Sparse Discrete Laplace and Gaussian Mechanisms under Local Differential Privacy
This provides foundational theory for designing sparse locally private mechanisms, benefiting practitioners who need to balance privacy and communication efficiency.
The paper characterizes pure and approximate local differential privacy for sparse discrete-Laplace and sparse Gaussian mechanisms, deriving exact privacy-sparsity tradeoffs and showing that support cardinality is the key complexity parameter. It finds that nontrivial approximate privacy requires a minimum support size, and larger supports reduce leakage but increase distortion.
We study sparse locally private channels of the form $M(y\mid x)\propto w(x,y) 1\{y\in S(x)\},$ where the admissible output set $S(x)$ is allowed to depend on the private input $x$ and is assumed to be small.
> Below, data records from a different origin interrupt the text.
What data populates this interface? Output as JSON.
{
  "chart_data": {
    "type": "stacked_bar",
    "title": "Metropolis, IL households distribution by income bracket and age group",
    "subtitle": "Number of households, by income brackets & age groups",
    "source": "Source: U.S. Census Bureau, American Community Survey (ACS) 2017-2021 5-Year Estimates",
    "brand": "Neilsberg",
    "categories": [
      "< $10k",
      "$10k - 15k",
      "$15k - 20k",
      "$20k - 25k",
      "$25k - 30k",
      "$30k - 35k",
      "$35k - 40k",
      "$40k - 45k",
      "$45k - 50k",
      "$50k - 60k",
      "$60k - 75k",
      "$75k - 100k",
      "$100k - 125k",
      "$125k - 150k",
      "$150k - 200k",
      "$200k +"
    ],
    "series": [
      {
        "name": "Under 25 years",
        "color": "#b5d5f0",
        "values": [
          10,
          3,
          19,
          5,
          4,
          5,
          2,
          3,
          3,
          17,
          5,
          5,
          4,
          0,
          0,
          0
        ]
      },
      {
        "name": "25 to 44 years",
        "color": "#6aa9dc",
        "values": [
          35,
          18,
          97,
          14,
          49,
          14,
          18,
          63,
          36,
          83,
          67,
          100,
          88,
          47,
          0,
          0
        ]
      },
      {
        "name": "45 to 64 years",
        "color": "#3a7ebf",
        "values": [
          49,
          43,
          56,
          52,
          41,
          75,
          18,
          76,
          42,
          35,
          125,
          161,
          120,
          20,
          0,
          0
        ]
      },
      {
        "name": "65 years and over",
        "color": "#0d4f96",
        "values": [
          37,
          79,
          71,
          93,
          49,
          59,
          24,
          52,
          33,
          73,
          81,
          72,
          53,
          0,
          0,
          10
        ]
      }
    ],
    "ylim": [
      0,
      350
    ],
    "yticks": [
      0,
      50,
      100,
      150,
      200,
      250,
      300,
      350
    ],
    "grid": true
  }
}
Here, we consider the sparse discrete-Laplace family with kernel $w(x,y)=e^{-λd(x,y)}$ and the sparse Gaussian family with kernel $w(x,y)=e^{-d(x,y)^2/(2σ^2)}$. For both families we give exact characterizations of pure and approximate local differential privacy. For pure $\varepsilon$-local differential privacy, we show that input-dependent sparse supports are obtained when all supports coincide. For $(\varepsilon,δ)$-local differential privacy, we derive exact formulas for the privacy defect in terms of support leakage and excess privacy loss on the overlap region. We then specialize the analysis to radius-truncated sparse discrete-Laplace and radius-truncated sparse Gaussian mechanisms and obtain explicit privacy-sparsity tradeoffs in terms of the support size $s$. In particular, we show that nontrivial approximate local privacy requires a minimum support size, whereas larger supports reduce support leakage but increase distortion. For the Gaussian family, the overlap term exhibits an additional quadratic dependence on the support radius, which implies a sharper tradeoff between privacy and sparsity. These results identify the support cardinality as the intrinsic complexity parameter of the mechanism and yield an optimal design principle: choose the smallest support size that satisfies the target privacy constraint.